Roosbouten zijn lange bouten die door de kruivloer zijn gestoken en waarvan de 'staarten’ met krammen in een achtkantstijl zijn geslagen.

ER IS GEEN BOVENSLUITING

Regennest!

De teerlingen zijn vier gemetselde blokken, twee aan twee in hoogte verschillend en vaak wijzend naar de vier hoofdwindrichtingen, waarbij de hoge teerlingen veelal N-Z wijzen en de lage teerlingen W-O

In de kern van het laag stijgt warme lucht op en zuigt koude lucht aan over het aardoppervlak, naar de kern. Die luchtstroom wijkt af naar rechts, met je rug in de wind staand (en dus met je gezicht naar de kern). Dat is voor alle richtingen zo en de resulterende luchtstroom is dus linksom.

Spillen staan (spillebeentjes, de spijlen van een box), assen liggen. Zijn alle assen recht? Nee, denk aan de krukas van de zaagmolen.

De houten bovenassen waren in de 18e eeuw van eikenhout.

Knuppelstroppen zijn gesmede ijzeren verstevigingen die om een houten as of spil werden bevestigt om splijten van het hout te voorkomen. Typisch om bovenassen en koningsspillen.

De tap zit boven in de koningsspil, de taats zit er onder in. De tap draait gewoonlijk in de neuten, de taats staat in een taatspot.

Door het grote verschil in gewicht tussen hals en pen zou de as kunnen dompen tijdens hevige windvlagen achter op het wiekenkruis. Bij dompen kantelt het gevlucht iets naar voren, waardoor de pen uit het penlager komt. Ook tijdens het vangen kan de pen omhoog of zijwaarts bewegen. Om dit te voorkomen is een springbeugel over de pen heen op de penbalk bevestigd.

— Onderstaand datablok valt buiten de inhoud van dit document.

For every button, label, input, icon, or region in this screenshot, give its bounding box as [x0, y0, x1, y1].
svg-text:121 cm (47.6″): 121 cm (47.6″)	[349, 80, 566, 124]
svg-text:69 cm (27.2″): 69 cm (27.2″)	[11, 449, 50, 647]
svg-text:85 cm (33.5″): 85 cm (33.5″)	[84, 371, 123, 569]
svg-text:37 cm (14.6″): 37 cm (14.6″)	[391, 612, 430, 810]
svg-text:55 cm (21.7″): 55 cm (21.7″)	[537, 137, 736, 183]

De pen heeft dan in het midden een taats die tegen een knolplaat drukt. Aan die taats is een kettinkje vastgemaakt dat bij elke omwenteling van de bovenas wat motorolie uit een onder de knolplaat liggend smeeroliebakje mee neemt.

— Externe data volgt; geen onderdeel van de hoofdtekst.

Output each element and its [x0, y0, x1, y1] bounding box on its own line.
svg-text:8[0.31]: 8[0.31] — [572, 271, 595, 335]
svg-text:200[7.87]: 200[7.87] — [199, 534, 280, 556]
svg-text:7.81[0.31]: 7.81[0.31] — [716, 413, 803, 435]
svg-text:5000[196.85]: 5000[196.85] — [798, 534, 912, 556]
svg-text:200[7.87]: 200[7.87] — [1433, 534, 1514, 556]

Vlak buiten het steenbord heeft de bovenas een ronde groef, het waterhol, die het regenwater belet langs de schuine as naar binnen te sijpelen. Soms wordt daarvoor ook nog een metalen kraag aangebracht.

Vanaf 1836 leverde de NSM (Nederlandsche Stoomboot Maatschappij), later Fyenoord, Nederlandse assen.